Our charter authorizes us to issue up to 400,000,000 shares of common stock, $0.001 par value per share and 40,000,000 shares of preferred stock, par value $0.001 per share.
Voting Rights
Holders of our common stock are entitled to one vote for each share held on all matters submitted to a vote of stockholders and do not have cumulative voting rights. An election of directors by our stockholders will be determined by a plurality of the votes cast by the stockholders entitled to vote on the election.
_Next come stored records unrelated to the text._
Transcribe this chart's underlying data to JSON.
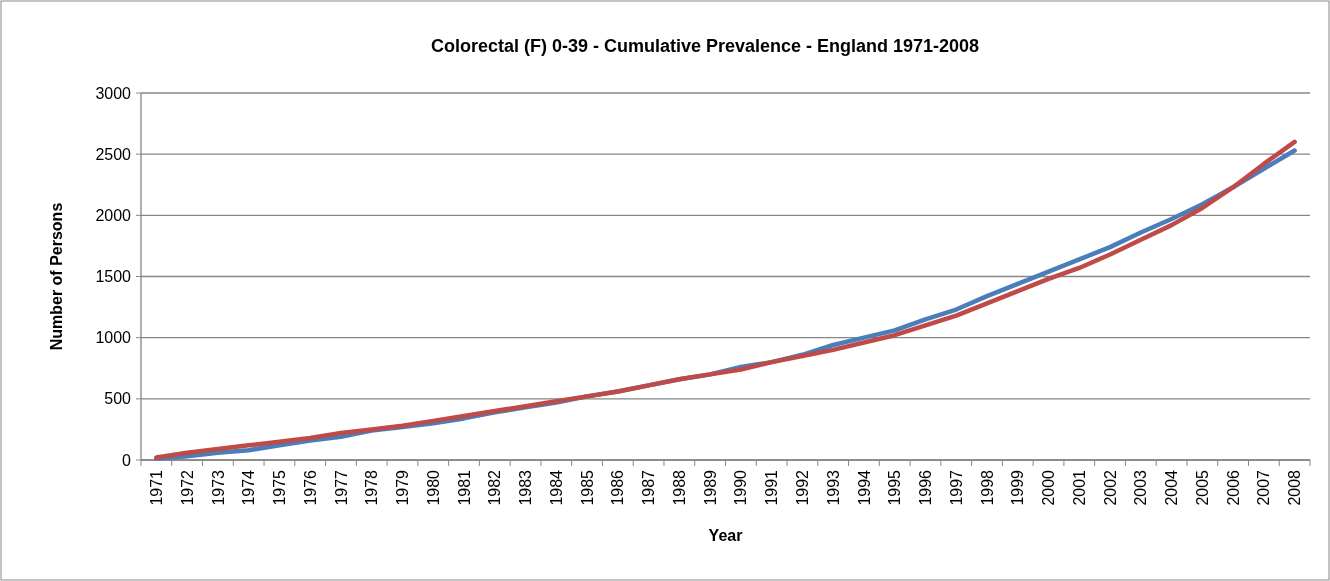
{
  "chart_data": {
    "type": "line",
    "title": "Colorectal (F) 0-39 - Cumulative Prevalence - England 1971-2008",
    "xlabel": "Year",
    "ylabel": "Number of Persons",
    "categories": [
      "1971",
      "1972",
      "1973",
      "1974",
      "1975",
      "1976",
      "1977",
      "1978",
      "1979",
      "1980",
      "1981",
      "1982",
      "1983",
      "1984",
      "1985",
      "1986",
      "1987",
      "1988",
      "1989",
      "1990",
      "1991",
      "1992",
      "1993",
      "1994",
      "1995",
      "1996",
      "1997",
      "1998",
      "1999",
      "2000",
      "2001",
      "2002",
      "2003",
      "2004",
      "2005",
      "2006",
      "2007",
      "2008"
    ],
    "series": [
      {
        "color": "#4a7ebb",
        "values": [
          10,
          30,
          60,
          80,
          120,
          160,
          190,
          240,
          270,
          300,
          340,
          390,
          430,
          470,
          520,
          560,
          610,
          660,
          700,
          760,
          800,
          860,
          940,
          1000,
          1060,
          1150,
          1230,
          1340,
          1440,
          1540,
          1640,
          1740,
          1860,
          1970,
          2090,
          2230,
          2380,
          2530
        ]
      },
      {
        "color": "#be4b48",
        "values": [
          20,
          60,
          90,
          120,
          150,
          180,
          220,
          250,
          280,
          320,
          360,
          400,
          440,
          480,
          520,
          560,
          610,
          660,
          700,
          740,
          800,
          850,
          900,
          960,
          1020,
          1100,
          1180,
          1280,
          1380,
          1480,
          1570,
          1680,
          1800,
          1920,
          2060,
          2230,
          2420,
          2600
        ]
      }
    ],
    "ylim": [
      0,
      3000
    ],
    "yticks": [
      0,
      500,
      1000,
      1500,
      2000,
      2500,
      3000
    ],
    "grid": "y",
    "marker": "none",
    "line_style": "solid"
  }
}
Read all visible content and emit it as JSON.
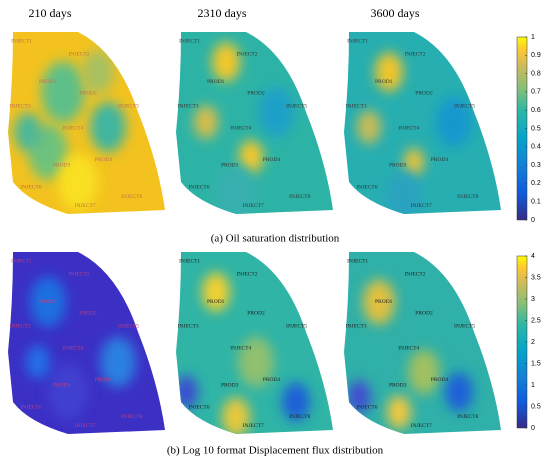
{
  "column_titles": [
    "210 days",
    "2310 days",
    "3600 days"
  ],
  "panels": [
    {
      "caption": "(a) Oil saturation distribution",
      "colorbar": {
        "lim": [
          0,
          1
        ],
        "ticks": [
          0,
          0.1,
          0.2,
          0.3,
          0.4,
          0.5,
          0.6,
          0.7,
          0.8,
          0.9,
          1
        ]
      }
    },
    {
      "caption": "(b) Log 10 format Displacement flux distribution",
      "colorbar": {
        "lim": [
          0,
          4
        ],
        "ticks": [
          0,
          0.5,
          1,
          1.5,
          2,
          2.5,
          3,
          3.5,
          4
        ]
      }
    }
  ],
  "wells": [
    {
      "label": "INJECT1"
    },
    {
      "label": "INJECT2"
    },
    {
      "label": "PROD1"
    },
    {
      "label": "PROD2"
    },
    {
      "label": "INJECT3"
    },
    {
      "label": "INJECT5"
    },
    {
      "label": "INJECT4"
    },
    {
      "label": "PROD3"
    },
    {
      "label": "PROD4"
    },
    {
      "label": "INJECT6"
    },
    {
      "label": "INJECT8"
    },
    {
      "label": "INJECT7"
    }
  ]
}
Other matters shall be decided by the affirmative vote of our stockholders having a majority in voting power of the votes cast by the stockholders present or represented and voting on such matter, except as otherwise disclosed below.
Dividends
Holders of common stock are entitled to receive proportionately any dividends as may be declared by our board of directors, subject to any preferential dividend rights of outstanding preferred stock.
Liquidation
In the event of our liquidation or dissolution, the holders of common stock are entitled to receive proportionately all assets available for distribution to stockholders after the payment of all debts and other liabilities and subject to the prior rights of any outstanding preferred stock.
Rights and Preferences
Holders of common stock have no preemptive, subscription, redemption or conversion rights. The rights, preferences and privileges of holders of common stock are subject to and may be adversely affected by the rights of the holders of shares of any series of preferred stock that we may designate and issue in the future.
Preferred stock
Our board of directors is authorized to issue shares of preferred stock in one or more series without stockholder approval. Our board of directors has the discretion to determine the rights, preferences, privileges and restrictions, including voting rights, dividend rights, conversion rights, redemption privileges and liquidation preferences, of each series of preferred stock.